6. FAO, together with UNEP and UNESCO, was one of the Agencies which collaborated in the drafting of the Convention. Its representatives subsequently participated in all phases of the negotiation of the Convention and its adoption. FAO has also collaborated closely with the Interim Secretariat in the First and Second ICCBDs, and in the technical meeting in Mexico, participating in all meetings both as members of the Interim Secretariat, and as observers.
7. For the reasons given above, FAO should be considered as meeting the criteria that would apply to participation in a joint secretariat, on the basis of item 4.1.3 of UNEP/CBD/IC/2/L.3.
8. FAO would propose contributing to the work of a joint secretariat as follows:
(a) FAO would second one or two professionals to the CBD Secretariat. The costs of the secondment, including personnel and operating expenses, would be covered by the regular budget of the CBD Secretariat. It is understood that this represents no extra financial burden because expertise of agro- biodiversity would have anyway to be included in the Secretariat. The staff members would ensure liaison with FAO, and thus strengthen the secretariat's capacity to deal with matters pertaining to agro- biological diversity.

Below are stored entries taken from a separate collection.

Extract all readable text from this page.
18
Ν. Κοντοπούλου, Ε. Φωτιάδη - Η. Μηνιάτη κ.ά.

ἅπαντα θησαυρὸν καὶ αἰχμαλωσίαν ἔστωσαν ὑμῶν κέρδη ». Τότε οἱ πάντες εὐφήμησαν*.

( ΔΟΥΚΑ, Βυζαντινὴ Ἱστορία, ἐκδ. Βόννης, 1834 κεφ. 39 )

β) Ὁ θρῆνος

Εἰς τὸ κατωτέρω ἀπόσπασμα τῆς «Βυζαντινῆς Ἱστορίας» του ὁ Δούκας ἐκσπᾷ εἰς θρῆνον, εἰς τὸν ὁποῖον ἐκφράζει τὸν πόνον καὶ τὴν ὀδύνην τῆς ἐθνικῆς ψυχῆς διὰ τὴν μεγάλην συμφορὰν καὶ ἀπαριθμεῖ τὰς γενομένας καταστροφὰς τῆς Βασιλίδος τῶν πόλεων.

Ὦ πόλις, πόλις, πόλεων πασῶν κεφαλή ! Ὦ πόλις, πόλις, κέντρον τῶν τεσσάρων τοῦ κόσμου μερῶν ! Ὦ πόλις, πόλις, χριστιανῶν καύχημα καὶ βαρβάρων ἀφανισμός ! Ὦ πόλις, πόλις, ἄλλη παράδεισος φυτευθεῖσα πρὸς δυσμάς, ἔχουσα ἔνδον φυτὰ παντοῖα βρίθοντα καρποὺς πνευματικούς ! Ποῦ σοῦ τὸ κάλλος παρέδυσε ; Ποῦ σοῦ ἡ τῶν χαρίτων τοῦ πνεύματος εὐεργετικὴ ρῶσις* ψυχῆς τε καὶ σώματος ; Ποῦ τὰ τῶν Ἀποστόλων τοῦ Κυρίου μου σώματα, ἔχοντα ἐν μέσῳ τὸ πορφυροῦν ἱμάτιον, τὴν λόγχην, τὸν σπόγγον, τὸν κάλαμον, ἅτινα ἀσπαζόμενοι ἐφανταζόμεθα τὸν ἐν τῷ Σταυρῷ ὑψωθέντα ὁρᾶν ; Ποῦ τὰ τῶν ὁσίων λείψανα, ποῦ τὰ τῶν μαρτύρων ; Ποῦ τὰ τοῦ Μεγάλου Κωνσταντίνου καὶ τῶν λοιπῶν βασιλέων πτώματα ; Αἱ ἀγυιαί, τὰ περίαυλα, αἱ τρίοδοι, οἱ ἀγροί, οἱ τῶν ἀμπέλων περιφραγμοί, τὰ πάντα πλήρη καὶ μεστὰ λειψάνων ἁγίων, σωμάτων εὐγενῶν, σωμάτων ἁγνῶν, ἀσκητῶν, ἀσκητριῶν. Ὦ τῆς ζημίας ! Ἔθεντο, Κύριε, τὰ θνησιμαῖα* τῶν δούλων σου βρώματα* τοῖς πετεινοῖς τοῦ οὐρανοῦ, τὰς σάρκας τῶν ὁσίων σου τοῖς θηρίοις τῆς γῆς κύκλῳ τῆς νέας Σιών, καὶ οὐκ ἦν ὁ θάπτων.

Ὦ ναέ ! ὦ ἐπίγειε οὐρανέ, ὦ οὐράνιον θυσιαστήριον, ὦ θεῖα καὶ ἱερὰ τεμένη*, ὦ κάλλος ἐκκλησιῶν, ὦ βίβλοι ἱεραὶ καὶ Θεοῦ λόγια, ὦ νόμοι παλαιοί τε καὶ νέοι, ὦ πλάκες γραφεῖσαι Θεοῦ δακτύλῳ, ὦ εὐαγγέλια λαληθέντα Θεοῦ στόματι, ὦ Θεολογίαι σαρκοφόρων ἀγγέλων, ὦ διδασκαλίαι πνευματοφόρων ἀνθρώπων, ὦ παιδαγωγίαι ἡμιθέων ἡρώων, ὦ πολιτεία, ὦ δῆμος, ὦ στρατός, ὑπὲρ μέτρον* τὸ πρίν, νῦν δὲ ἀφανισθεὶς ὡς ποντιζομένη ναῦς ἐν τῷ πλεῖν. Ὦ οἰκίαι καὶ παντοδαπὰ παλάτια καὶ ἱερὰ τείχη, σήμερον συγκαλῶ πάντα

(b) Through this liaison, FAO would place at the disposal of the Conference of Parties and the Secretariat its institutional memory, expertise and implementation mechanisms in matters concerning biological diversity at the level of genes, organisms and ecosystems of interest for agriculture, forestry and fisheries. This knowledge base would be channelled through an appropriate internal mechanism which would liase with the Secretariat. FAO would also provide a collaborative bridge with relevant international agricultural research institutions.
(c) Participation in the Secretariat will enable FAO to main close consultation with the Conference of Parties, and the CBD Secretariat in the development of FAO's own policies, and in carrying out its programmes and activities on agro-biodiversity. This consultation and mutual reporting will particularly apply to the follow-up of Resolution 3 of the Nairobi Final Act, where FAO was invited to seek solutions to outstanding matters of the Convention (access to existing ex situ collections not acquired in accordance with the Convention, and Farmers' Rights) within its Global System on Plant Genetic Resources. Some of these efforts may lead to international agreements which could provide a basis for possible protocols of the CBD.
(d) Furthermore, FAO would carry out specific studies, prepare documentation and organize technical meetings at the request of the Conference of Parties and the Secretariat on mutually agreed terms.
9. FAO's participation in the Secretariat of the Convention along these lines would promote cooperation and avoid unnecessary duplication between those responsible for agriculture and those concerned with the environment at national and international levels. The resulting synergy should promote the more efficient implementation of the provisions of the Convention on Biological Diversity.